State of the art
Relationships between documents are lost in NoSQL databases and the most common use cases (I know) is to embed documents inside others. For example a group
may contain many users
:
group::1
{
"name": "group 1",
"users": [
{
"name": "user 1",
...
},
{
"name": "user 2",
...
},
...
]
}
This structure brings unwanted problems, such as updating a user causes updating the group containing him and consequently all the other users. IMHO this is a bad technique in use cases like this because each document is independent from the others, so there should be a document for each entity:
group::1
{
"name": "group 1"
}
user::1
{
"name": "user 1"
}
user::2
{
"name": "user 2"
}
Problem
Relationships are lost in document oriented databases, how can we overcome this missing?
Is there a way to map relations in NoSQL?
Graph Theory vs Document Oriented Database (DOD)
In a graph there are two kind of entities: vertices and edges. As shown in this picture (thanks to Wikipedia):
Vertices (nodes) are the points of a graph and relations are connections between points. I think that a DOD is very similar to a graph and it contains documents
, that are vertices. By the way, there aren’t edges in a DOD. I think this is a real missing, and DOD can’t use graph properties, for example you can’t imagine to run Dijkstra or Prim algorithms on a DOD.
Solution
By creating a relation document we can map a graph inside a DOD, and by using Couchbase views we can have a fully operating graph of documents!
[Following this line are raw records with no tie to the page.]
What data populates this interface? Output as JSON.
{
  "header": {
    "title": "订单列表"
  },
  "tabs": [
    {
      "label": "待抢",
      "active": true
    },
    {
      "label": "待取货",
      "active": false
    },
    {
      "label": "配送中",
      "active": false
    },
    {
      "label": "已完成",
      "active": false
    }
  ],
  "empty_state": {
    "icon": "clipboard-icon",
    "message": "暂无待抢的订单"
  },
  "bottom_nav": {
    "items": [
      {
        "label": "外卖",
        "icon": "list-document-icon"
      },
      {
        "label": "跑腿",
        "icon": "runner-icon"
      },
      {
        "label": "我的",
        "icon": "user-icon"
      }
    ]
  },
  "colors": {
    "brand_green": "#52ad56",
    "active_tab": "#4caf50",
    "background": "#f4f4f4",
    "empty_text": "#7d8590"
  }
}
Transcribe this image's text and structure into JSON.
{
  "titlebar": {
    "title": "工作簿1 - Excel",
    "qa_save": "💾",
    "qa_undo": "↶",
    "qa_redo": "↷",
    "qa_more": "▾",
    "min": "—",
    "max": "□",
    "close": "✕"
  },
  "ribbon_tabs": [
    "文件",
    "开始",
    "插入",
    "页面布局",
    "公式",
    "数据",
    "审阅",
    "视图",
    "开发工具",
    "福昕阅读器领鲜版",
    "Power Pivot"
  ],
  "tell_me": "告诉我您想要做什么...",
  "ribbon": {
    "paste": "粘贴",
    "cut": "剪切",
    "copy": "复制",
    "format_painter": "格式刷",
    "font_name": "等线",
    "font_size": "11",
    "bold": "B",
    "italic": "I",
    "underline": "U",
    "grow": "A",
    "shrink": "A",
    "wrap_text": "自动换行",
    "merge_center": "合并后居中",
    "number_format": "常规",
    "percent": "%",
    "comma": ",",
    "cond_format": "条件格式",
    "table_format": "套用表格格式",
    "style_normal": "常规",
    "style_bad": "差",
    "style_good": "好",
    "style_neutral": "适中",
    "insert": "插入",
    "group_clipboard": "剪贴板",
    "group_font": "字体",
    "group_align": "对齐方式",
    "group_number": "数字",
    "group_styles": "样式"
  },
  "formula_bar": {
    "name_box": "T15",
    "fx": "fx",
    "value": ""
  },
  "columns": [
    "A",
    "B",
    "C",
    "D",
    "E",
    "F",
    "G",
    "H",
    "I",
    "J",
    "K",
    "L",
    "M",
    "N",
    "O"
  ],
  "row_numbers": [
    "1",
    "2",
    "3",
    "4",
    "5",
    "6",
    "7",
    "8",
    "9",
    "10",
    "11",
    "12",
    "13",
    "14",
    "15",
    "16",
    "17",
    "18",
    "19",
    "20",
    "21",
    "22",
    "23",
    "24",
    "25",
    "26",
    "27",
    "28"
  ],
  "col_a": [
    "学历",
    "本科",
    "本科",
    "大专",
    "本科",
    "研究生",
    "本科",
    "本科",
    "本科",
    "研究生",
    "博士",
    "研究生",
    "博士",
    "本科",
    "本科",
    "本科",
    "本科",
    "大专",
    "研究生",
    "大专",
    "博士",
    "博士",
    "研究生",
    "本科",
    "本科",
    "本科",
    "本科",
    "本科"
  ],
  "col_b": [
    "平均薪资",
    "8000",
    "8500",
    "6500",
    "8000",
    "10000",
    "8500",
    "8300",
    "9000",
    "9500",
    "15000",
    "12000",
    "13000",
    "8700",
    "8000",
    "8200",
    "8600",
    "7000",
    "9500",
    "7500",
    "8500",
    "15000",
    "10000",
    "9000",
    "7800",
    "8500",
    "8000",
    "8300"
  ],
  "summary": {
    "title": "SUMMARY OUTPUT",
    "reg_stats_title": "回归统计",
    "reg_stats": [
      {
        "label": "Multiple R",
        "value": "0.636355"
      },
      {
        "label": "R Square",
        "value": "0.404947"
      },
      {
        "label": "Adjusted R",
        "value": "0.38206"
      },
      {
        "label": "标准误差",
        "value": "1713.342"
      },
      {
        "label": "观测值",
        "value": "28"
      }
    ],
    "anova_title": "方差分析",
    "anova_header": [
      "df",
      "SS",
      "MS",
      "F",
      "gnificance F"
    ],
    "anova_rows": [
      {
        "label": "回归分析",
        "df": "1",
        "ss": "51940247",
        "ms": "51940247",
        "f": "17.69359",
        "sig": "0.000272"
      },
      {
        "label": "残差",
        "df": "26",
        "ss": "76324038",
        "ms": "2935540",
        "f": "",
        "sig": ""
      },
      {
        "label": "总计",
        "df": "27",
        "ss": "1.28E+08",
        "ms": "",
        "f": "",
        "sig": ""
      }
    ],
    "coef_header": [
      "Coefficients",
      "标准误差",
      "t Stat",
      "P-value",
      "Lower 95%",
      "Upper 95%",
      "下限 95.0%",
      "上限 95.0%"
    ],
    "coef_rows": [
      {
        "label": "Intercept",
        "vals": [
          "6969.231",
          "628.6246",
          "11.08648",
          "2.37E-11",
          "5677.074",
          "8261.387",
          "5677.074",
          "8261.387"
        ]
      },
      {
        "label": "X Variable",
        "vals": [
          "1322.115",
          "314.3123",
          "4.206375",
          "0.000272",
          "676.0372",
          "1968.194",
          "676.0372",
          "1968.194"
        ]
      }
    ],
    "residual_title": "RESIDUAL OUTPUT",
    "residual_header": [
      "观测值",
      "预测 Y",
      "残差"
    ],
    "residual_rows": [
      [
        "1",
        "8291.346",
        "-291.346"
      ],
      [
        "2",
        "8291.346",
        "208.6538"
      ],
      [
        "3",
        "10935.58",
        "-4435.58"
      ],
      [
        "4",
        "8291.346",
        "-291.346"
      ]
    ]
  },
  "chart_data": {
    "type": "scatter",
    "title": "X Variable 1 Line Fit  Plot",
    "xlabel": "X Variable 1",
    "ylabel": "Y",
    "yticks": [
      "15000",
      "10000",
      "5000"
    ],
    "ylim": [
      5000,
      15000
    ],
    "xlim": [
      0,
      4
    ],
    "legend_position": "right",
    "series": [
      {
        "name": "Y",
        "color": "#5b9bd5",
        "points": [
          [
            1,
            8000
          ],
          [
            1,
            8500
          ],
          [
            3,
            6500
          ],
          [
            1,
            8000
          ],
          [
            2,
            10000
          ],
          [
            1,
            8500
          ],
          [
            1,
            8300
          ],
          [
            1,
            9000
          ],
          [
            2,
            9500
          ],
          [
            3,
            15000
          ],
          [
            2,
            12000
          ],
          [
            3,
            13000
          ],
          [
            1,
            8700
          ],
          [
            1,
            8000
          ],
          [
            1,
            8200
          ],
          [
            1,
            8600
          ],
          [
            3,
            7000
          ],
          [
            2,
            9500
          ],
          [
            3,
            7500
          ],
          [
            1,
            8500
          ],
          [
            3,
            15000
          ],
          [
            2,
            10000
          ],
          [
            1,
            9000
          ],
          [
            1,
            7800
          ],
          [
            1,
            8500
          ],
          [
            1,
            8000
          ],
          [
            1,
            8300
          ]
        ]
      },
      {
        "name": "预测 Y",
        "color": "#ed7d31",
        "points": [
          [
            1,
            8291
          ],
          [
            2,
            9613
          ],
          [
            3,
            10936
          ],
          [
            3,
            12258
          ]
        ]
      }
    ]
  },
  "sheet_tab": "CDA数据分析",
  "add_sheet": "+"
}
Here are the relation documents containing keys related to the previous example:
relation::uuid
["group::1", "user::1"]
relation::uuid
["group::1", "user::2"]
Here is the view needed to manage binary undirected relations:
function (doc, meta) {
// This if is only needed if relations are in the same bucket of documents
if(Array.isArray(doc)){
if(doc.length===2){
emit(doc[0], doc[1]);
emit(doc[1], doc[0]);
}
}
}
And finally all relations are inside the view:
"user::1" -> "group::1"
"group::1" -> "user::1"
"user::2" -> "group::1"
"group::1" -> "user::2"
So we can get all documents related to the user, and with little effort also all the document of a given type related to another document.
We can also extend the concept of traditional relations, for example this situation:
that is mapped with this documents:
// Documents
group::1 { ... }
group::2 { ... }
user::1 { ... }
user::2 { ... }
role::admin { ... }
role::user { ... }
// Relations
["group::1", "user::1"]
["group::2", "user::1"]
["group::2", "user::2"]
["role::admin", "user::1"]
["role::user", "user::2"]
doesn’t let you manage a user that can have different roles for your groups. Imagine user::2
that needs to admin group::1
but its user cannot have the global role role::admin
. In relational databases you probably have to change structure. With this approach you can simply add a relation of an other kind:
by adding this kind of relation:
["group::1", "role::admin", "user::2"]
Of course, you have to change your application logic, but this isn’t avoidable! And you must manage Relational Integrity by yourself.
Conclusion
From the tests I’ve done it works well managing document relations and can open a door to all the graph theory operations. Relations are independent from documents, so can be created between each couple of documents. Relations aren’t related to document type and can contain a different number of documents (for example three documents – this extends the concept of graph, as shown above).
Last, but not least, with a bit programming effort we can have joins between entities mapped with multiple MultiGet
and views usage, so joins could be quite in RAM operations (IMHO, but this should be tested).
At the moment I need it (and so I’ve tested it) only for binary relations, but it can be used to manage n-ary relationships or directed relationships.
- What do you think about this vision of Couchbase?
- Have you tried something similar in your work? If yes, how does it
work? - Why this is a bad solution? (I’m interested in all the possible problems, more than benefits, because data integrity is the primary objective)